VIIA casa do recoveiro Cancela ficava numa das mais estreitas ruas da aldeia e ao lado de um pequeno quintal, objecto dos cuidados e das diversões do proprietário, que ali gastava algumas horas disponíveis da sua ocupada e laboriosa vida.
Cancela era um verdadeiro judeu errante da aldeia. A maior parte do tempo ia-se-lhe nas estradas; pernoitava hoje numa estalagem; viam-no amanhã já a mais de seis léguas de distância; acotovelava um dia a multidão nas ruas e feiras da cidade, no outro entretinha os curiosos da sua terra, deixando-lhes entrever os tesouros da experiência adquirida à custa de muitos anos e fadigas.

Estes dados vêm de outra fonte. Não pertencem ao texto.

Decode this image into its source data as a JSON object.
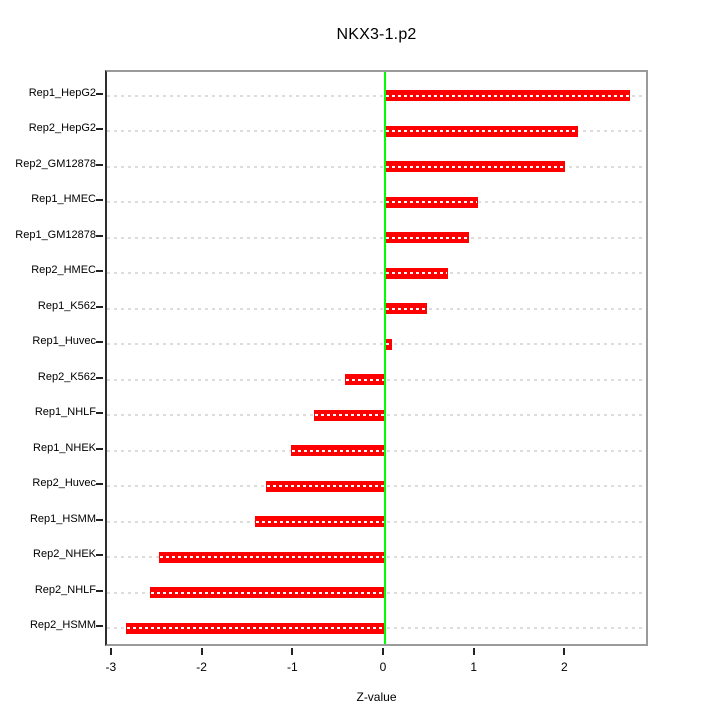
{
  "title": "NKX3-1.p2",
  "chart_data": {
    "type": "bar",
    "orientation": "horizontal",
    "title": "NKX3-1.p2",
    "xlabel": "Z-value",
    "ylabel": "",
    "categories": [
      "Rep1_HepG2",
      "Rep2_HepG2",
      "Rep2_GM12878",
      "Rep1_HMEC",
      "Rep1_GM12878",
      "Rep2_HMEC",
      "Rep1_K562",
      "Rep1_Huvec",
      "Rep2_K562",
      "Rep1_NHLF",
      "Rep1_NHEK",
      "Rep2_Huvec",
      "Rep1_HSMM",
      "Rep2_NHEK",
      "Rep2_NHLF",
      "Rep2_HSMM"
    ],
    "values": [
      2.7,
      2.13,
      1.98,
      1.02,
      0.93,
      0.69,
      0.46,
      0.08,
      -0.44,
      -0.78,
      -1.04,
      -1.31,
      -1.43,
      -2.49,
      -2.59,
      -2.86
    ],
    "x_ticks": [
      -3,
      -2,
      -1,
      0,
      1,
      2
    ],
    "xlim": [
      -3.07,
      2.92
    ],
    "grid": true,
    "legend": "none",
    "bar_color": "#ff0000",
    "bar_stripe_color": "#ffffff",
    "zero_line_color": "#00ff00",
    "grid_color": "#dcdcdc",
    "box_color": "#9a9a9a",
    "axis_color": "#222222"
  }
}
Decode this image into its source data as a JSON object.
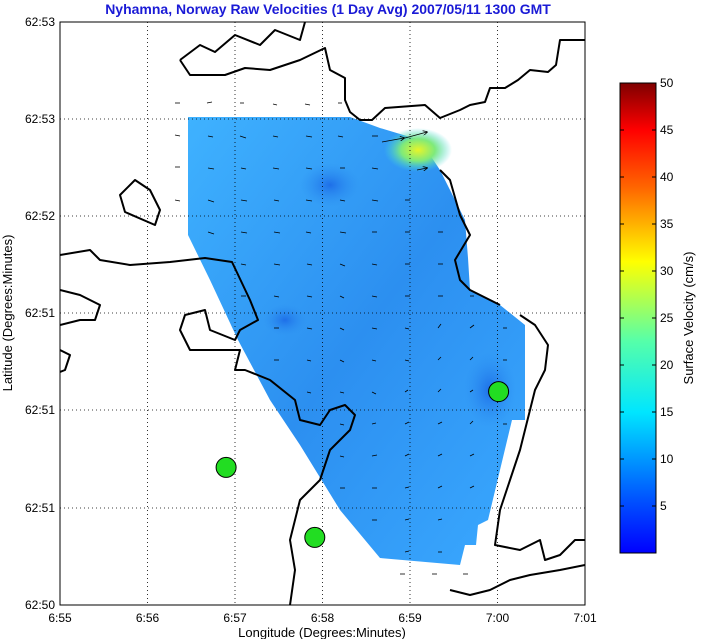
{
  "title": "Nyhamna, Norway Raw Velocities (1 Day Avg) 2007/05/11 1300 GMT",
  "chart_data": {
    "type": "map",
    "xlabel": "Longitude (Degrees:Minutes)",
    "ylabel": "Latitude (Degrees:Minutes)",
    "x_ticks": [
      "6:55",
      "6:56",
      "6:57",
      "6:58",
      "6:59",
      "7:00",
      "7:01"
    ],
    "y_ticks": [
      "62:50",
      "62:51",
      "62:51",
      "62:51",
      "62:52",
      "62:53",
      "62:53"
    ],
    "grid": "dotted",
    "colorbar": {
      "label": "Surface Velocity (cm/s)",
      "min": 0,
      "max": 50,
      "ticks": [
        "5",
        "10",
        "15",
        "20",
        "25",
        "30",
        "35",
        "40",
        "45",
        "50"
      ],
      "colormap": "jet"
    },
    "sites": [
      {
        "marker": "green-circle",
        "lon": 6.9483,
        "lat": 62.8451
      },
      {
        "marker": "green-circle",
        "lon": 6.9652,
        "lat": 62.8391
      },
      {
        "marker": "green-circle",
        "lon": 7.0002,
        "lat": 62.8516
      }
    ],
    "colors": {
      "title": "#1a1ad6",
      "land_outline": "#000000",
      "site": "#22dd22",
      "background": "#ffffff"
    }
  }
}
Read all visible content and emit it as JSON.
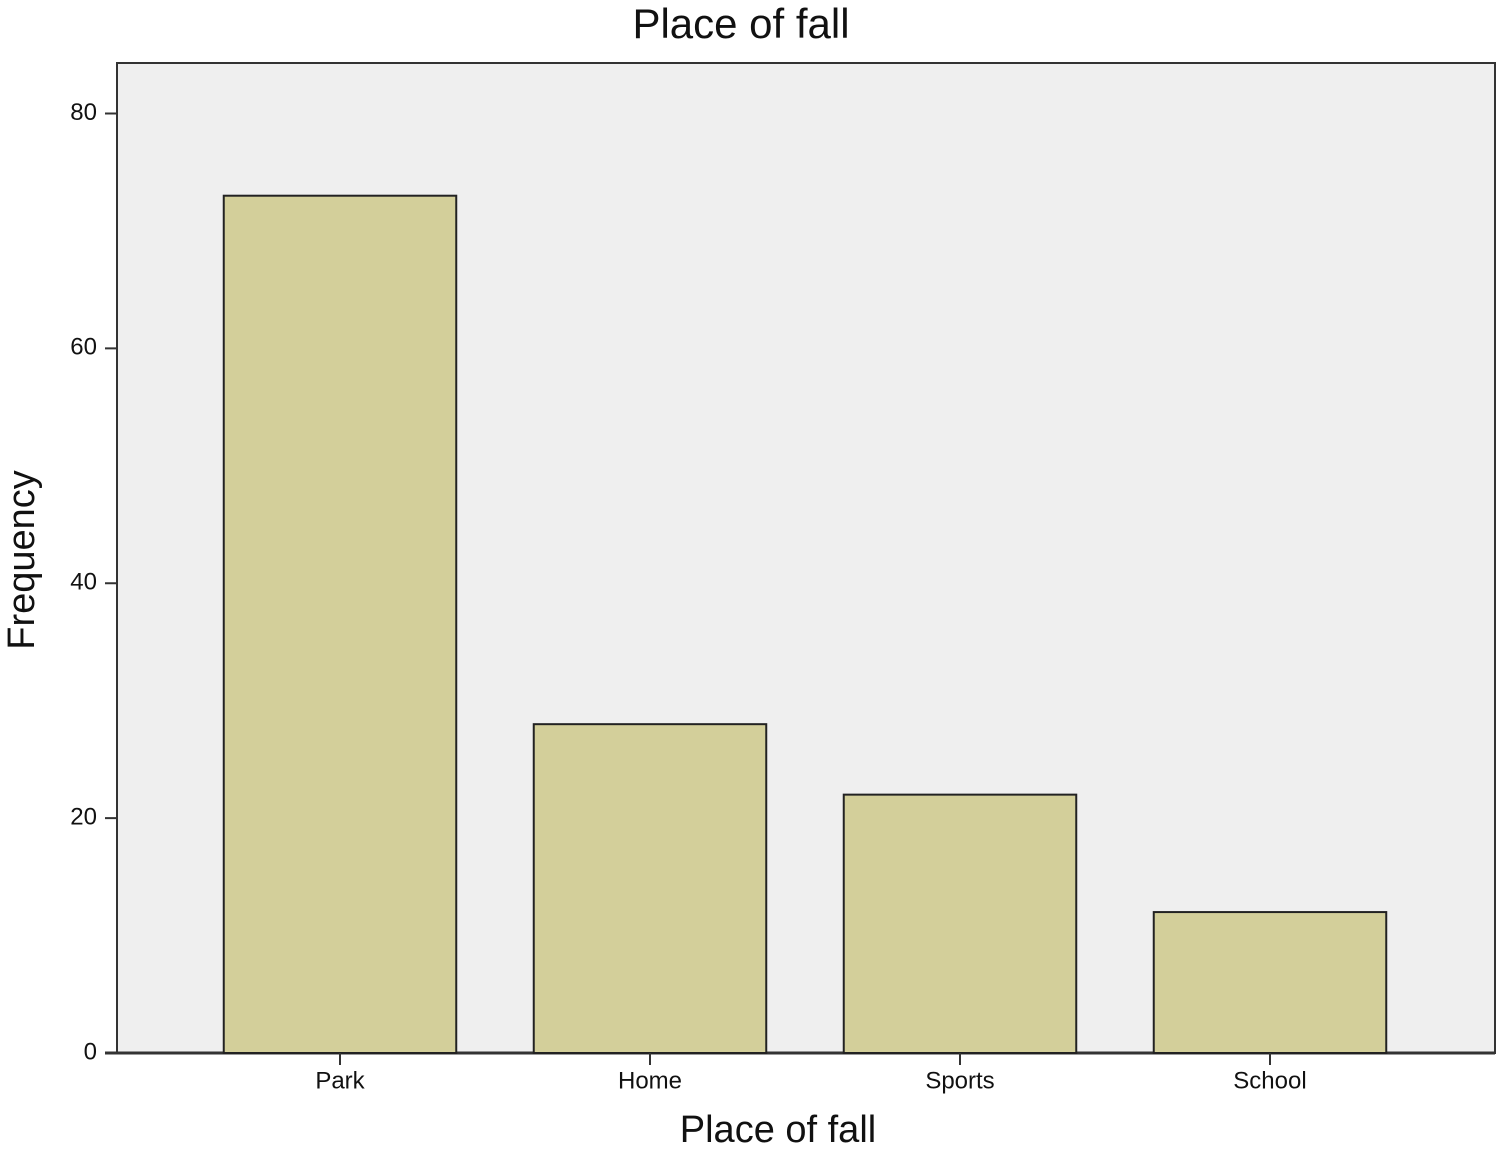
{
  "chart_data": {
    "type": "bar",
    "title": "Place of fall",
    "x_label": "Place of fall",
    "y_label": "Frequency",
    "categories": [
      "Park",
      "Home",
      "Sports",
      "School"
    ],
    "values": [
      73,
      28,
      22,
      12
    ],
    "color": "#d3cf9a",
    "ylim": [
      0,
      84.3
    ],
    "yticks": [
      0,
      20,
      40,
      60,
      80
    ],
    "grid": false
  }
}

As estradas em Portugal e os novos meios de transporte, que conjuntamente vieram, não destruíram totalmente este tipo dos antigos tempos, anterior a elas. Além da época que parecia dever marcar- -lhes limite à existência passaram, sustentados pela força dos hábitos e justificados pelas irregularidades do serviço das postas; e Deus sabe quando de vez acabarão. Mas Cancela era além disso um recoveiro de uma espécie rara e superior. Em todas as profissões há sempre, no meio do vulgo, que as exerce sem entusiasmo nem consciência dos gozos, superiores aos interesses, que elas podem oferecer, certo grupo de escolhidos, que as idealizam, e enxergam um raio de poesia através das sombras, uma flor entre os espinhos. Cancela era destes; era o poeta da sua profissão. Tinha em si o que quer que era de um touriste, e assim aproveitava todos os ensejos que se lhe oferecessem de explorar algum ponto do país, ainda por ele desconhecido.
Este instinto levava-o frequentemente a Lisboa. As muitas relações do conselheiro, pai de Madalena, com as famílias da aldeia, e a barateza relativa das recovagens operadas por este meio primitivo, proporcionavam-lhe algumas ocasiões disso, as quais o Cancela de boamente aproveitava.